E-values should be interpreted in the context of the specific research question and alongside other factors like alignment length, sequence identity, and biological context or question. In general:
- Lower (i.e., stronger) E-values indicate more significant alignments, suggesting a higher probability that the sequences share a common evolutionary origin.
- A higher (i.e., weaker) E-value indicates that the alignment might be a random event.
E-values are not fixed thresholds for determining the significance of an alignment. Always consider the biological context.
In many cases, BLAST analysis is just a first step. In particular, a stronger E-value does not necessarily imply a stronger evolutionary relationship.
Interpreting it like that is a common mistake! To understand relationships across sequences, you should typically also perform multiple sequence alignment followed by phylogenetic reconstruction. Additional evidence also helps (e.g., understanding sequence conservation and domain architecture).
How is the BLAST E-value calculated?
The E-value is calculated based on the alignment score (S), the search space size (m × n), and the parameters derived from the scoring system and the database composition, such as the Karlin-Altschul parameters (K and λ). The formula for E-value is:
E-value = K × m × n × e-λS
- m is the length of the query sequence.
- n is the length of the database (i.e., the sum of all the lengths of all the sequences in the database).
- K and λ are the Karlin-Altschul parameters. They can be estimated from large sets of random sequence alignments. The λ parameter normalizes the alignment score, while the K parameter scales the E-value based on the database and sequence lengths.
- S is the alignment score. It is calculated based on the selected scoring matrix and the given sequence alignment. The score reflects the sum of substitution and gap scores for the aligned residues.
The E-value thus depends on the database size. Larger databases have more chances of producing the alignment you see by chance… so E-values for the same amount of similarity end up being weaker (higher).
So how should I tweak my BLAST analysis to get the most power?

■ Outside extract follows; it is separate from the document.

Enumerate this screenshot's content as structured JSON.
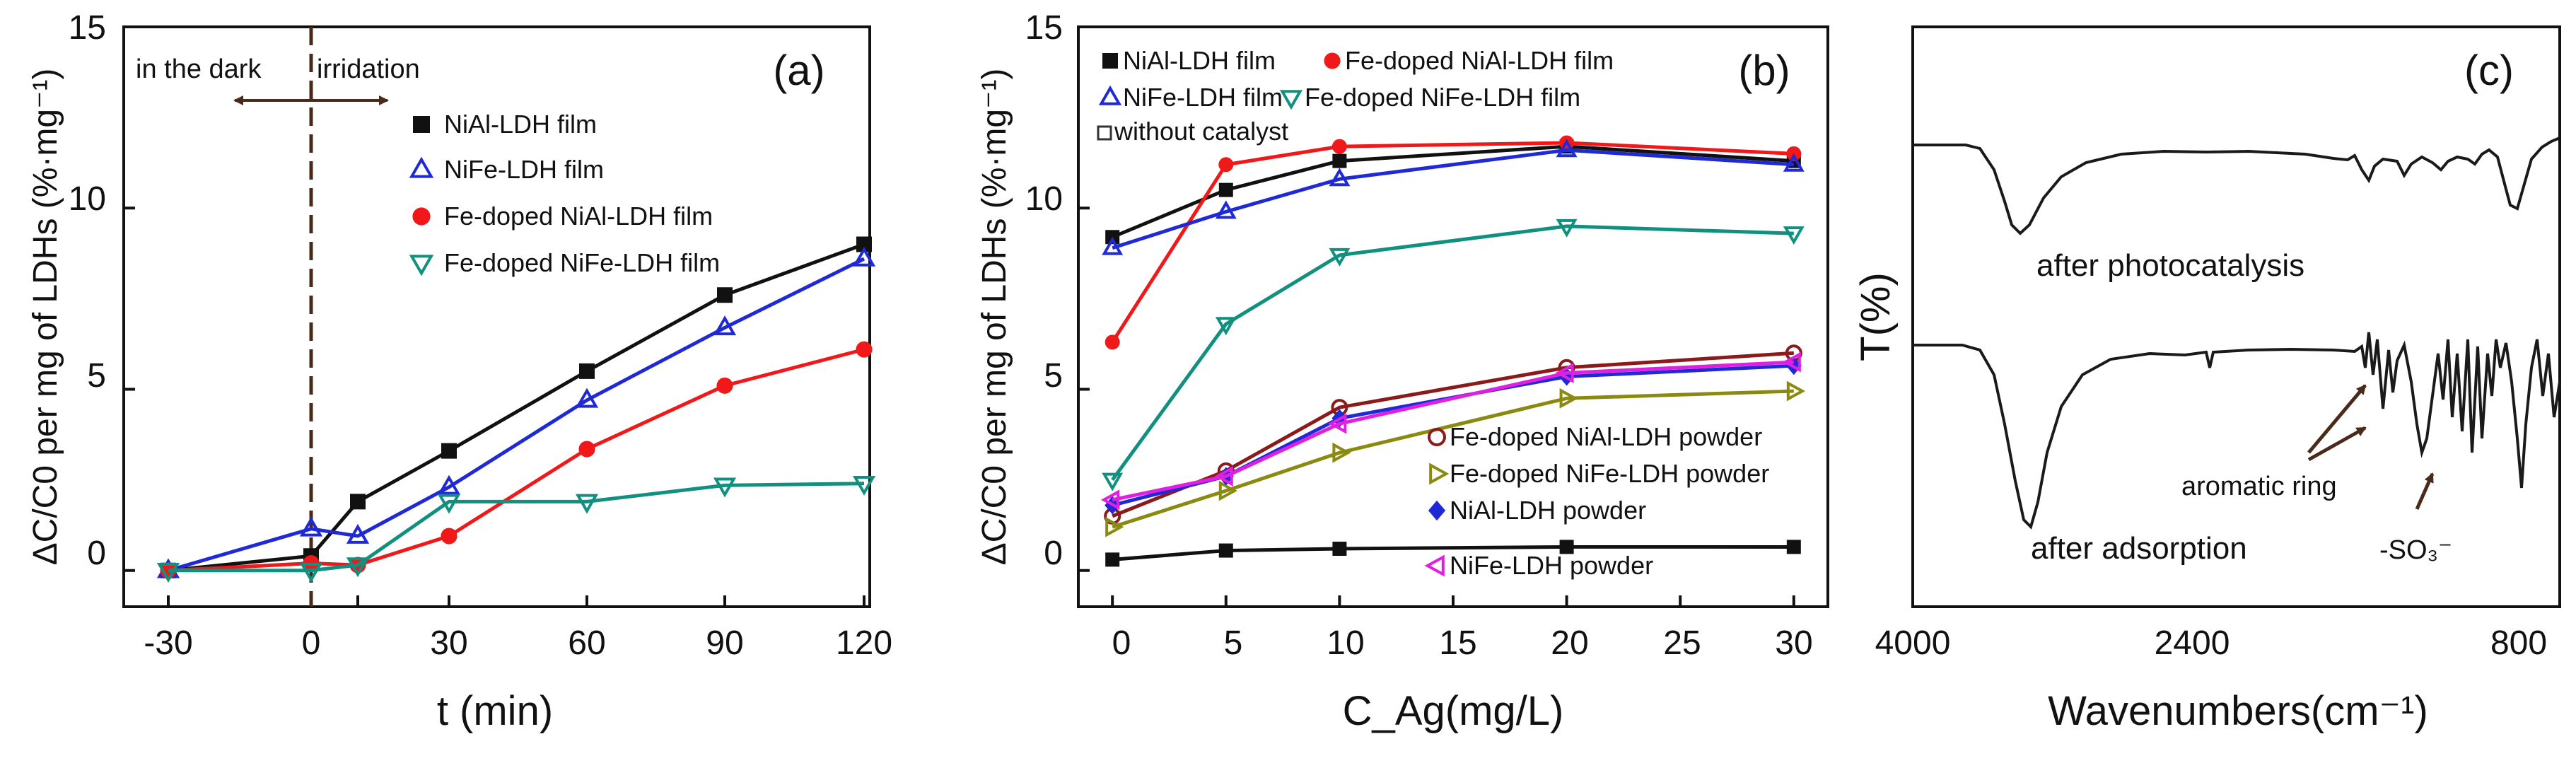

- Use the appropriate database. If you’re looking for a particular gene in humans… only BLAST against the human genome… not against a database that is orders of magnitude greater. Doing so would make it less likely for you to get strong E-values, even if the gene is present in the human genome. And the BLAST analysis would also take much longer.
- Use the appropriate BLAST algorithm for your biological question and evolutionary distance. Consider that nucleotides diverge faster than protein sequences. So:
- if you’re comparing highly similar sequences (e.g., to help identify intron-exon boundaries, or allelic differences), use BLASTN.
- if you’re identifying orthologs across species, use BLASTP. To be certain that a gene is absent from a species, use TBLASTN.
- Use an appropriate scoring matrix. BLOSUM62 is used by default. But for longer evolutionary timescales, the PAM250 is more appropriate.
Aren’t these kinds of adjustments “E-value hacking”? No. If done appropriately it’s just using the right tool for the job.